Ich wandte mich gleich an die richtige Stelle: an Scotland Yard.
Ich verlangte Oberinspektor John Sinclair, den Geisterjäger, doch der Mann, mit dem ich befreundet war und mit dem ich auch schon zwei gefährliche Fälle bearbeitet hatte, war auf Achse.
Glenda Perkins, seine Sekretärin, leitete meine Meldung weiter.

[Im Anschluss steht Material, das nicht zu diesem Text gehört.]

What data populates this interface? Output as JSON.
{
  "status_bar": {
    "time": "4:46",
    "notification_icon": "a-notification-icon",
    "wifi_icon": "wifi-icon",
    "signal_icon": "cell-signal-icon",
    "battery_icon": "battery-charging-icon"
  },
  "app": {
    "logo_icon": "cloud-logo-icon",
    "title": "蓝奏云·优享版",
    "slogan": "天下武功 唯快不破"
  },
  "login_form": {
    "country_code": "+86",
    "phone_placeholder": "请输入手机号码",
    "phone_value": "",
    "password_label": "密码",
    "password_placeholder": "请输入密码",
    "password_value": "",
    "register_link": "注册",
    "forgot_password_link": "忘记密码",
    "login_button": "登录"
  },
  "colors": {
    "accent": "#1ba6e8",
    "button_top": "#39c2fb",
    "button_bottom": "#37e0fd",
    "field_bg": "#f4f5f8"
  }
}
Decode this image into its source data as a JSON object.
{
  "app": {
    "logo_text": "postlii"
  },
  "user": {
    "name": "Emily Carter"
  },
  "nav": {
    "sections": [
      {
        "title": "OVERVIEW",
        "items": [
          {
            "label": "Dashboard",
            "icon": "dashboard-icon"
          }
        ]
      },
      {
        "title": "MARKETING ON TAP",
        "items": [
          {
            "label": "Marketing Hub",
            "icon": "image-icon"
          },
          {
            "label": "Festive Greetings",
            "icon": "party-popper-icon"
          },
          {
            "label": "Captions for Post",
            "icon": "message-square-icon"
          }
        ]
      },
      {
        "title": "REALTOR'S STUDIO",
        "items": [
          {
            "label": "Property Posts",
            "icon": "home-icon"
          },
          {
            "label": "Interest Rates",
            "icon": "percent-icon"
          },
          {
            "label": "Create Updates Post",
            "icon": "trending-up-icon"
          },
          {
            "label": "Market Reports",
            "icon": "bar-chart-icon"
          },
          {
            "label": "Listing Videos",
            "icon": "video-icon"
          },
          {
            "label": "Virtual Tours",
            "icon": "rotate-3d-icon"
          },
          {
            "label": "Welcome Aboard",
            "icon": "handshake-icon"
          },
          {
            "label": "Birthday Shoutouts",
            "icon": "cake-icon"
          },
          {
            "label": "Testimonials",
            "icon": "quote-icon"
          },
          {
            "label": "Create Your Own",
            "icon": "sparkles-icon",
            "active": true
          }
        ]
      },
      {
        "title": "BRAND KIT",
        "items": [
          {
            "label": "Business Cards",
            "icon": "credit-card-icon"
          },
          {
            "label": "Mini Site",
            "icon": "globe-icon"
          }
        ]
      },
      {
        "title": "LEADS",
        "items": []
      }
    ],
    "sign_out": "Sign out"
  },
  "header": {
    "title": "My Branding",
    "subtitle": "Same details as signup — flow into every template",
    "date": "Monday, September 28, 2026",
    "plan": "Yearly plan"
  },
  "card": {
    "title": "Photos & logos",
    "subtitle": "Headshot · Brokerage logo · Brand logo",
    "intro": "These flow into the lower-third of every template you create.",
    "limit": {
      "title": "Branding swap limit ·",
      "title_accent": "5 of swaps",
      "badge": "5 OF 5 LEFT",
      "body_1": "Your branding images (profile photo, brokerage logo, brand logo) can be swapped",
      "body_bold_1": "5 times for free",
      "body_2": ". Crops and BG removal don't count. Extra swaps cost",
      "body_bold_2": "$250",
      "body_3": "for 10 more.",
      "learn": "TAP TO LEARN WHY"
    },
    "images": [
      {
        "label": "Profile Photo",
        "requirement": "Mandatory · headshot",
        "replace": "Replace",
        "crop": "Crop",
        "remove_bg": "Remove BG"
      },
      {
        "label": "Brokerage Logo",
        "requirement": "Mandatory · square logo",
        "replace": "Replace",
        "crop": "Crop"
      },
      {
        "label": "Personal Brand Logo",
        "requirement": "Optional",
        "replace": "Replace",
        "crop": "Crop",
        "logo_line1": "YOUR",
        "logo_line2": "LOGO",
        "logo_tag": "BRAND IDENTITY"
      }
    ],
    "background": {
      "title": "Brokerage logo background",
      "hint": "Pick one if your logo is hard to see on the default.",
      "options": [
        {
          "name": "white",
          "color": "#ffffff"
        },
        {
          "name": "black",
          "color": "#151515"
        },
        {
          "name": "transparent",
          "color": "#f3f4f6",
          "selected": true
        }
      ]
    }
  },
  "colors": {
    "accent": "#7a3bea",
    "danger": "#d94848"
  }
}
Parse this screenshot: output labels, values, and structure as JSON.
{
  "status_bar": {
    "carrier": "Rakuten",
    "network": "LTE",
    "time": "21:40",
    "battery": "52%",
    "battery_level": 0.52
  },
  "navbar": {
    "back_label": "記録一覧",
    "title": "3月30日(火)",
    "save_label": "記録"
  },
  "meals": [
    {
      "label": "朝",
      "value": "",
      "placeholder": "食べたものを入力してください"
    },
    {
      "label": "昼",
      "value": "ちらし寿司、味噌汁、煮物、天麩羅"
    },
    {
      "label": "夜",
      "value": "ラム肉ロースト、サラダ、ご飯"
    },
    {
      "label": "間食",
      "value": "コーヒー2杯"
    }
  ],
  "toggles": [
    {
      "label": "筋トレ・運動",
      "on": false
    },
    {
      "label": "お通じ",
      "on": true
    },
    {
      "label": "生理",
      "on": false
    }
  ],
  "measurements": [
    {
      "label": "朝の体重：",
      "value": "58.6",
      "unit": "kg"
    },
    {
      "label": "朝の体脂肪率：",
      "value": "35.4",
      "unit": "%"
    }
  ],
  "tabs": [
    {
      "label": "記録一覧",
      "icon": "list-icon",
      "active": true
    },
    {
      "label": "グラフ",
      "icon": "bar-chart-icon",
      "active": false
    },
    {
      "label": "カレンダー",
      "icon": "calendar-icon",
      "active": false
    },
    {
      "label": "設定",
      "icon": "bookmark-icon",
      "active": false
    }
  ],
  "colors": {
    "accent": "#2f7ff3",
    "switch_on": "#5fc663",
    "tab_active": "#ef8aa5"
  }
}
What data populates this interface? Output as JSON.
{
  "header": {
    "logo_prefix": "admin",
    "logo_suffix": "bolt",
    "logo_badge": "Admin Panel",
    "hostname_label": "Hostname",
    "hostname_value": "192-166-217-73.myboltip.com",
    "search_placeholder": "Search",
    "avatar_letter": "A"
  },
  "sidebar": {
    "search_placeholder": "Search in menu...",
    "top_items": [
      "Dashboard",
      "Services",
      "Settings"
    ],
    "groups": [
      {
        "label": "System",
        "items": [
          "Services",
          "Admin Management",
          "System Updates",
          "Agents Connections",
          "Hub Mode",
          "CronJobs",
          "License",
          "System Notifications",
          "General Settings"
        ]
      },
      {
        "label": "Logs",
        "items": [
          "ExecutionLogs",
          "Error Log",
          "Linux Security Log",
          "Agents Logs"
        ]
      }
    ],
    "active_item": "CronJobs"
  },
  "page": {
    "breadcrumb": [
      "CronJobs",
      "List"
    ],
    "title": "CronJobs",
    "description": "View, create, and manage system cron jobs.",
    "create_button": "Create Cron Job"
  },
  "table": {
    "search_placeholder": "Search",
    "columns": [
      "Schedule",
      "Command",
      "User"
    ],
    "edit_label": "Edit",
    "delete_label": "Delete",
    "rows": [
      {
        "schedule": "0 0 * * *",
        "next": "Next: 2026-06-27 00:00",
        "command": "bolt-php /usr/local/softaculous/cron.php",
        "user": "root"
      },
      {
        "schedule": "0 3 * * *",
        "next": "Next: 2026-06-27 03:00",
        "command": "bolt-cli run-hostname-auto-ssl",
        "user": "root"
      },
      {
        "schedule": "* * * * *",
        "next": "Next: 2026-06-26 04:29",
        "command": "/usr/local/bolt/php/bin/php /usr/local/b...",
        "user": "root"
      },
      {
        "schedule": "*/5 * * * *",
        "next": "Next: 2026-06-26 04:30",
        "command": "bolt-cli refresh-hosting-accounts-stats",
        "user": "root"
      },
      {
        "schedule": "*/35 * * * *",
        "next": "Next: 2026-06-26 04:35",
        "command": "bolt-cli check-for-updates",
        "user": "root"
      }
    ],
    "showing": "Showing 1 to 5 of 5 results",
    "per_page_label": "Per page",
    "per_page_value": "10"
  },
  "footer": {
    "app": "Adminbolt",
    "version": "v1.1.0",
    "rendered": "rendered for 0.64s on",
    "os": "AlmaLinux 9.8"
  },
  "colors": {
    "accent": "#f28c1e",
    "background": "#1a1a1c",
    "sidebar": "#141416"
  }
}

Ich konnte mich darauf verlassen, daß niemand sich in meinen Fall drängen würde, dafür würde John schon sorgen.
Mr. Silver nahm Agnes Johnson das leere Glas aus den kraftlosen Fingern, und mir war auf einmal, als hätte mir jemand einen glühenden Säbel durch den Kopf gestoßen.
»Dennis Maskell!« rief ich erschrocken aus.
»Mein Gott, ja!« rief der Ex-Dämon aufgewühlt.
»Du bleibst hier!« sagte ich und stürmte aus dem Haus, in der Hoffnung, den zweiten Truckfahrer vor einem Schicksal, wie es George Johnson ereilt hatte, bewahren zu können.
Ich sprang in meinen Wagen und startete den Motor. Die Pneus pfiffen, als ich losraste. Der weiße Peugeot fegte durch die Halford Road. Farm Lane 44, das war Dennis Maskells Adresse.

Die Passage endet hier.